Dans cette catégorie définie comme à haut risque, on trouve :

  • Les technologies d'IA qui sont utilisées dans les infrastructures critiques susceptibles de mettre en danger la vie et la santé des citoyens (notamment les transports) ;
  • Les technologies d'IA utilisées dans l'éducation ou la formation professionnelle, qui peuvent déterminer l'accès à l'éducation et le parcours professionnel d'une personne (par exemple, la notation d'épreuves d'examens) ;
  • Les technologies d'IA utilisées dans les composants de sécurité des produits (par exemple, l'application de l'IA dans la chirurgie assistée par robot) ;
  • Les technologies d'IA utilisées dans le domaine de l'emploi, de la gestion de la main d'œuvre et de l'accès à l'emploi indépendant (par exemple, les logiciels de tri des CV pour les procédures de recrutement) ;
  • Les technologies d'IA utilisées dans les services privés et publics essentiels (par exemple, l'évaluation du risque de crédit, qui prive certains citoyens de la possibilité d'obtenir un prêt) ;
  • Les technologies d'IA utilisées dans le domaine du maintien de l'ordre, qui sont susceptibles d'interférer avec les droits fondamentaux des personnes (par exemple, la vérification de la fiabilité des éléments de preuve) ;
  • Les technologies d'IA utilisées dans le domaine de la gestion de la migration, de l'asile et des contrôles aux frontières (par exemple, la vérification de l'authenticité des documents de voyage) ;
  • Les technologies d'IA utilisées dans les domaines de l'administration de la justice et des processus démocratiques (par exemple, l'application de la loi à un ensemble concret de faits).

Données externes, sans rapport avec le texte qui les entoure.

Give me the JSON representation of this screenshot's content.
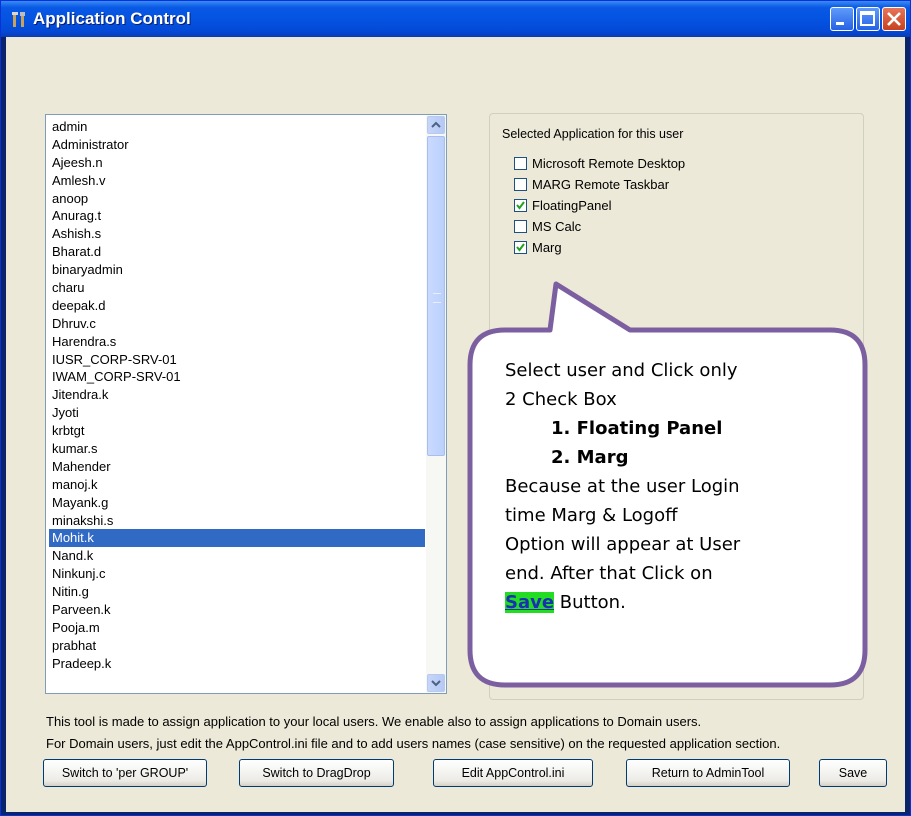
{
  "window": {
    "title": "Application Control"
  },
  "users": {
    "items": [
      "admin",
      "Administrator",
      "Ajeesh.n",
      "Amlesh.v",
      "anoop",
      "Anurag.t",
      "Ashish.s",
      "Bharat.d",
      "binaryadmin",
      "charu",
      "deepak.d",
      "Dhruv.c",
      "Harendra.s",
      "IUSR_CORP-SRV-01",
      "IWAM_CORP-SRV-01",
      "Jitendra.k",
      "Jyoti",
      "krbtgt",
      "kumar.s",
      "Mahender",
      "manoj.k",
      "Mayank.g",
      "minakshi.s",
      "Mohit.k",
      "Nand.k",
      "Ninkunj.c",
      "Nitin.g",
      "Parveen.k",
      "Pooja.m",
      "prabhat",
      "Pradeep.k"
    ],
    "selected_index": 23
  },
  "applications": {
    "label": "Selected Application for this user",
    "items": [
      {
        "label": "Microsoft Remote Desktop",
        "checked": false
      },
      {
        "label": "MARG Remote Taskbar",
        "checked": false
      },
      {
        "label": "FloatingPanel",
        "checked": true
      },
      {
        "label": "MS Calc",
        "checked": false
      },
      {
        "label": "Marg",
        "checked": true
      }
    ]
  },
  "info": {
    "line1": "This tool is made to assign application to your local users. We enable also to assign applications to Domain users.",
    "line2": "For Domain users, just edit the AppControl.ini file and to add users names (case sensitive) on the requested application section."
  },
  "buttons": {
    "per_group": "Switch to 'per GROUP'",
    "drag_drop": "Switch to DragDrop",
    "edit_ini": "Edit AppControl.ini",
    "return_admin": "Return to AdminTool",
    "save": "Save"
  },
  "callout": {
    "line1": "Select user and Click only",
    "line2": "2 Check Box",
    "item1": "1.   Floating Panel",
    "item2": "2.   Marg",
    "line3": "Because at the user Login",
    "line4": "time Marg & Logoff",
    "line5": "Option will appear at User",
    "line6": "end.  After that Click on",
    "save_word": "Save",
    "line7_rest": " Button."
  },
  "colors": {
    "title_bar": "#0553e1",
    "selection": "#316ac5",
    "callout_border": "#7b5fa0",
    "save_highlight": "#22dd22"
  }
}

  • Les systèmes d’IA à risque inacceptable : à ce niveau, on retrouve les systèmes d’IA considérés comme une menace évidente pour la sécurité, les moyens de subsistance et les droits des personnes. Dans cette catégorie l'utilisation de l'IA est tout simplement interdite. Y sont répertoriées les applications d’IA manipulant le comportement humain pour priver les utilisateurs de leur libre arbitre et les IA permettant la notation sociale par les états.

En outre, la Commission prévoit une réglementation spécifique entourant l'utilisation spécifique de machines garantissant aux utilisateurs et aux consommateurs une sécurité optimale et une gestion des risques élevées.